No final do século XVII, a região de Minas Gerais foi descoberta pelos
paulistas que entravam pelo interior do Brasil nas chamadas "bandeiras".
Esses homens, conhecidos como "bandeirantes", encontraram na região onde
hoje se localizam as cidades de Mariana e Ouro Preto, então Vila Rica, ouro
em abundância. Logo, a notícia se espalhou pelo Brasil, atraindo pessoas de
todos os cantos. Esta descoberta do ouro também não tardou a chegar aos
ouvidos do Rei de Portugal, que logo tratou de instalar na região órgãos
para controlar a ocupação e extração de ouro.
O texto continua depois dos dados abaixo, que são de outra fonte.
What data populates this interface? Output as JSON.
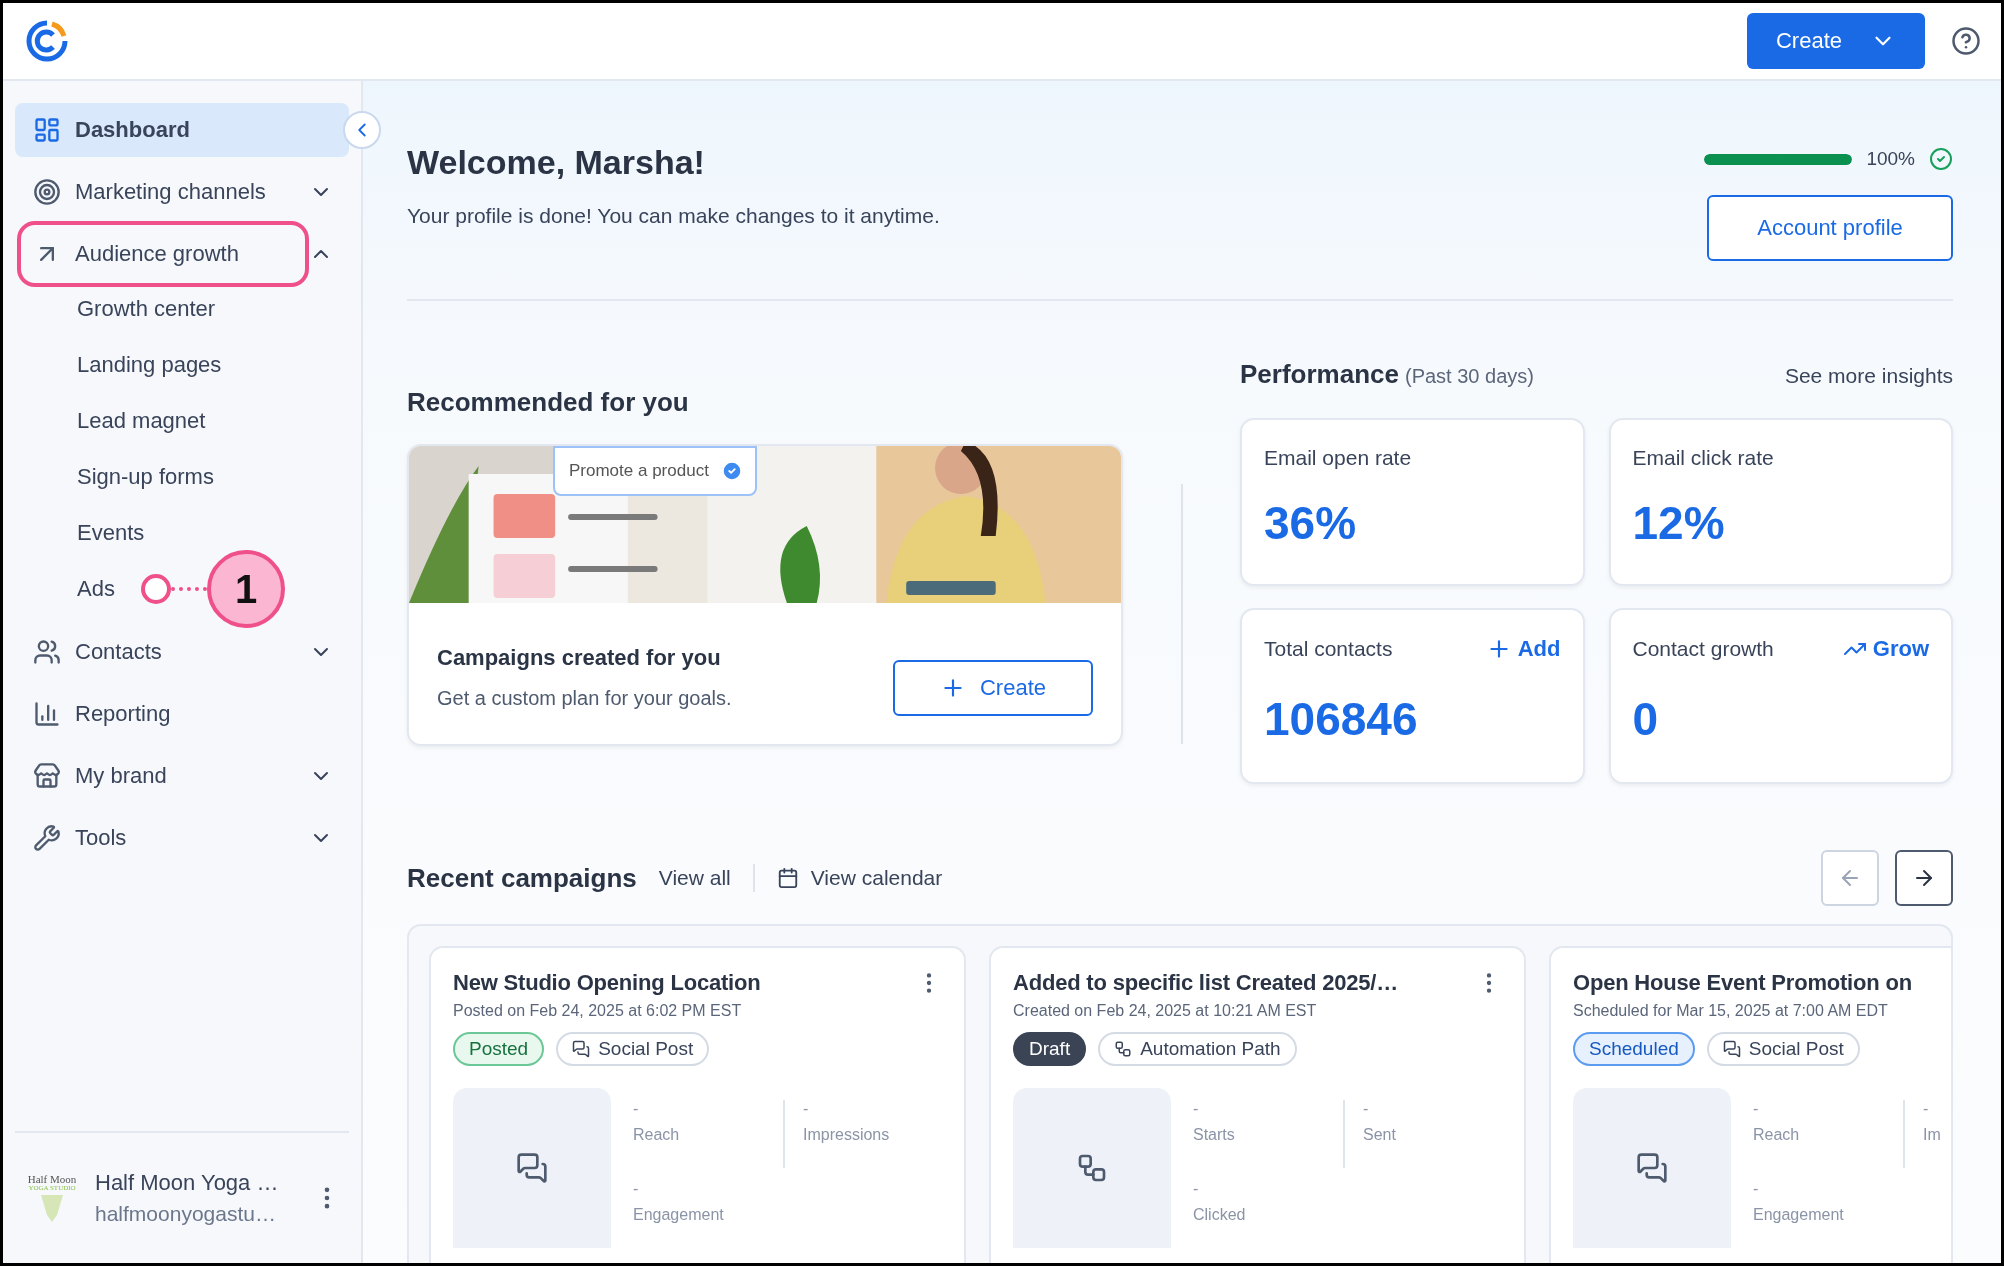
{
  "header": {
    "create_button": "Create"
  },
  "sidebar": {
    "items": [
      {
        "label": "Dashboard",
        "kind": "link",
        "selected": true,
        "highlighted": false
      },
      {
        "label": "Marketing channels",
        "kind": "group",
        "expanded": false,
        "selected": false,
        "highlighted": false
      },
      {
        "label": "Audience growth",
        "kind": "group",
        "expanded": true,
        "selected": false,
        "highlighted": true,
        "children": [
          {
            "label": "Growth center"
          },
          {
            "label": "Landing pages"
          },
          {
            "label": "Lead magnet"
          },
          {
            "label": "Sign-up forms"
          },
          {
            "label": "Events"
          },
          {
            "label": "Ads",
            "callout": "1"
          }
        ]
      },
      {
        "label": "Contacts",
        "kind": "group",
        "expanded": false,
        "selected": false,
        "highlighted": false
      },
      {
        "label": "Reporting",
        "kind": "link",
        "selected": false,
        "highlighted": false
      },
      {
        "label": "My brand",
        "kind": "group",
        "expanded": false,
        "selected": false,
        "highlighted": false
      },
      {
        "label": "Tools",
        "kind": "group",
        "expanded": false,
        "selected": false,
        "highlighted": false
      }
    ],
    "account": {
      "logo_lines": [
        "Half Moon",
        "YOGA STUDIO"
      ],
      "name": "Half Moon Yoga …",
      "email": "halfmoonyogastu…"
    }
  },
  "welcome": {
    "title": "Welcome, Marsha!",
    "text": "Your profile is done! You can make changes to it anytime.",
    "progress": {
      "level": 1,
      "reading": "100%",
      "complete": true
    },
    "button": "Account profile"
  },
  "recommended": {
    "title": "Recommended for you",
    "badge": "Promote a product",
    "card_title": "Campaigns created for you",
    "card_text": "Get a custom plan for your goals.",
    "button": "Create"
  },
  "performance": {
    "title": "Performance",
    "period": "(Past 30 days)",
    "link": "See more insights",
    "metrics": [
      {
        "label": "Email open rate",
        "value": "36%"
      },
      {
        "label": "Email click rate",
        "value": "12%"
      },
      {
        "label": "Total contacts",
        "value": "106846",
        "action": {
          "kind": "add",
          "label": "Add"
        }
      },
      {
        "label": "Contact growth",
        "value": "0",
        "action": {
          "kind": "grow",
          "label": "Grow"
        }
      }
    ]
  },
  "recent": {
    "title": "Recent campaigns",
    "view_all": "View all",
    "view_calendar": "View calendar",
    "previous_disabled": true,
    "next_disabled": false,
    "campaigns": [
      {
        "title": "New Studio Opening Location",
        "meta": "Posted on Feb 24, 2025 at 6:02 PM EST",
        "menu": true,
        "status": {
          "kind": "posted",
          "label": "Posted"
        },
        "type": {
          "kind": "social",
          "label": "Social Post"
        },
        "stats": [
          {
            "value": "-",
            "label": "Reach"
          },
          {
            "value": "-",
            "label": "Impressions"
          },
          {
            "value": "-",
            "label": "Engagement"
          }
        ]
      },
      {
        "title": "Added to specific list Created 2025/…",
        "meta": "Created on Feb 24, 2025 at 10:21 AM EST",
        "menu": true,
        "status": {
          "kind": "draft",
          "label": "Draft"
        },
        "type": {
          "kind": "automation",
          "label": "Automation Path"
        },
        "stats": [
          {
            "value": "-",
            "label": "Starts"
          },
          {
            "value": "-",
            "label": "Sent"
          },
          {
            "value": "-",
            "label": "Clicked"
          }
        ]
      },
      {
        "title": "Open House Event Promotion on",
        "meta": "Scheduled for Mar 15, 2025 at 7:00 AM EDT",
        "status": {
          "kind": "scheduled",
          "label": "Scheduled"
        },
        "type": {
          "kind": "social",
          "label": "Social Post"
        },
        "stats": [
          {
            "value": "-",
            "label": "Reach"
          },
          {
            "value": "-",
            "label": "Im"
          },
          {
            "value": "-",
            "label": "Engagement"
          }
        ]
      }
    ]
  }
}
Essa questão é amplamente
abordada nos livros didáticos, que destacam, sobretudo, a importância da
descoberta do ouro para a ocupação da região e para manutenção econômica do
Império Português.
A ocupação da região de Minas Gerais se diferencia do resto do Brasil
pelo fato de ocorrer através da formação de núcleos urbanos, o que
incentivou o aparecimento de diversas profissões ligadas ao meio urbano e,
ao mesmo tempo, propiciou o aparecimento da figura do "desclassificado",
como bem ressalta a historiadora Laura de Melo e Souza no livro Os
desclassificados do ouro[1]. Essa questão também é tratada nos livros
didáticos que escolhemos para a confecção deste trabalho.
O ambiente urbano proporciona uma maior interação entre as pessoas, ao
contrário do que ocorria nos outros espaços da colônia. Essa interação
também se dava entre as camadas sociais mais baixas e os escravos. No texto
Quitandas e Quitutes essa questão é amplamente explorada, com ênfase para
as lendas, que criavam "realidades" onde as camadas menos abastadas da
população, os escravos e os forros se encontravam, se identificavam e, por
vezes, tramavam ali rebeliões, revoltas e fugas. Esses espaços onde existia
certa liberdade, segundo o texto de Luciano Raposo Figueiredo, motivaram a
instalação de órgãos administrativos da coroa portuguesa. Esses órgãos
tinham a função de controlar a produção de ouro e garantir a manutenção da
ordem na região[2].
É nessa estrutura, sublinhada pelos livros didático, que está inserida
a figura de Chico Rei, o personagem que escolhemos para esse trabalho.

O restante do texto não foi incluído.